Pourquoi The Death of Robin Hood fait un écho si fort à Logan

Le nouveau film de Michael Sarnoski avec Hugh Jackman évoque fortement Logan. Même acteur, mêmes obsessions, mais pas du tout la même morale.

The Death of Robin Hood
The Death of Robin Hood — Lyrical Media / PR-ADN

En bref

  • Attention, l’article révèle la fin du film
  • Hugh Jackman relie fortement les deux œuvres
  • La ressemblance cache une morale très différente

The Death of Robin Hood ressemble beaucoup à Logan, et ce n’est pas un hasard. Avec Hugh Jackman au centre, Michael Sarnoski retouche une figure que l’acteur connaît par cœur, celle d’un combattant usé, violent, presque fini, que la présence d’une jeune fille oblige à redevenir humain. Attention quand même, on parle ici d’un film dont la fin est dévoilée.

Hugh Jackman rejoue une figure qu’il maîtrise à la perfection

Chez James Mangold comme chez Michael Sarnoski, Jackman incarne un homme au bout de sa route.
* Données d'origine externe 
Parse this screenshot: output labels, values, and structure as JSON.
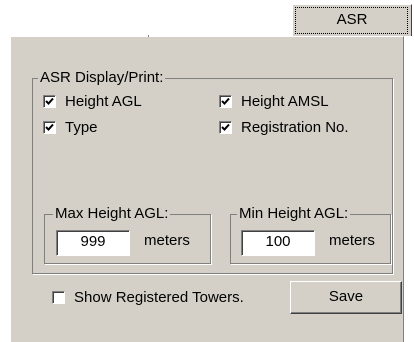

Dans Logan, le mutant meurt à petit feu en 2029 pendant qu’il veille sur Charles Xavier, joué par Patrick Stewart, tout en survivant comme chauffeur. Dans The Death of Robin Hood, un Robin Hood vieillissant traverse la campagne anglaise, à moitié caché, poursuivi par des proches de ses anciennes victimes.

Puis arrive la même secousse narrative. Un homme solitaire doit prendre sous son aile une jeune fille. Pour Logan, c’est Laura, alias X-23, sa fille qu’il ne connaissait pas, incarnée par Dafne Keen. Pour Robin, c’est Little Margaret, la fille orpheline de Little John, jouée par Faith Delaney, alors que Bill Skarsgård interprète son père.

Même squelette narratif, pas la même destination

Bon, la parenté va plus loin que le casting. Les deux films reposent sur un duo de type père de substitution, presque un récit de transmission par la survie et la violence. Ces héros apprennent, protègent, guident. Et les filles, en retour, fissurent leur carapace.

C’est d’ailleurs là que Jackman est très juste. Il joue cette chaleur rentrée, cette brutalité fatiguée qui cache encore un besoin d’être utile. Dans les deux cas, faire enfin ce qu’il faut pour une enfant leur offre quelque chose qui ressemble à une absolution, ou au moins à une forme de paix.

Western d’un côté, tragédie de l’autre

Mais les deux films ne racontent pas la même chose. Logan, malgré son étiquette super-héroïque, fonctionne surtout comme un western. Mangold le relie explicitement à des figures de vieux pistoleros, en citant même Shane et en allant du côté de Pale Rider, avec un peu de film noir dans le portrait de l’anti-héros.

The Death of Robin Hood, lui, relève de la tragédie. Le film s’appuie sur la ballade du XVIIe siècle consacrée à la mort de Robin Hood, et il ne cherche jamais à blanchir ses crimes. Son passé revient, littéralement, réclamer son dû.

Résultat ? Les morts se répondent, mais elles ne disent pas la même chose. Logan meurt en héros, en se sacrifiant au combat. Robin, lui, accepte une mort juste quand Sister Brigid, jouée par Jodie Comer, le laisse se vider de son sang après le meurtre ancien de son mari et de ses enfants.

Pourquoi ce parallèle compte au-delà du clin d’œil

Ce rapprochement raconte quelque chose de plus large sur le cinéma de Sarnoski. Comme dans Pig ou A Quiet Place: Day One, il revient à la question de l’héritage, de la trace qu’on laisse, et du poids moral d’une légende.

Et il touche aussi un point assez rare aujourd’hui. Donner une vraie fin à un héros populaire. Pas une porte entrouverte, pas une promesse de retour. Une fin. The Death of Robin Hood est actuellement en salles, et si le parallèle avec Logan saute aux yeux, ce qu’il dit de la responsabilité des héros, lui, reste bien plus rugueux.